Bos Vale Mengungkap Strategi Perusahaan untuk Mengatasi Stigma ‘Dirty Nickel’

by -69 Views

Jakarta, CNBC Indonesia – PT Vale Indonesia Tbk (INCO) mengungkapkan langkah-langkah yang diambil oleh perusahaan di tengah tuduhan tentang kualitas nikel yang buruk dari tambang Indonesia, juga dikenal sebagai “dirty nickel”.

Presiden Direktur INCO, Febriany Eddy menyatakan bahwa tuduhan dirty nickel dari dunia akan berdampak negatif pada nikel dari tambang Indonesia. Namun, dia menjelaskan bahwa perusahaan terus menerapkan nilai tata kelola lingkungan, sosial, dan perusahaan yang baik (ESG).

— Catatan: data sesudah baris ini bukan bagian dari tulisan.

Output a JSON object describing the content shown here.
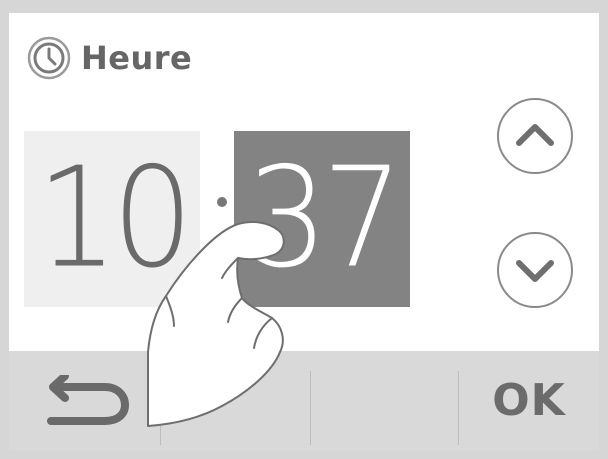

“Lebih adil jika kita juga menonjolkan hal-hal positif yang mencerminkan industri kita. Misalnya di PT Vale, kami akan lebih aktif dalam menyuarakan praktik ESG kami untuk mengatasi stigma tersebut,” kata Febriany kepada CNBC Indonesia dalam program Mining Zone.

Febriany menyatakan bahwa saat ini perusahaan telah mengurangi emisi karbon dengan memanfaatkan Pembangkit Listrik Tenaga Air (PLTA) untuk menyuplai listrik ke pabrik nikel milik mereka.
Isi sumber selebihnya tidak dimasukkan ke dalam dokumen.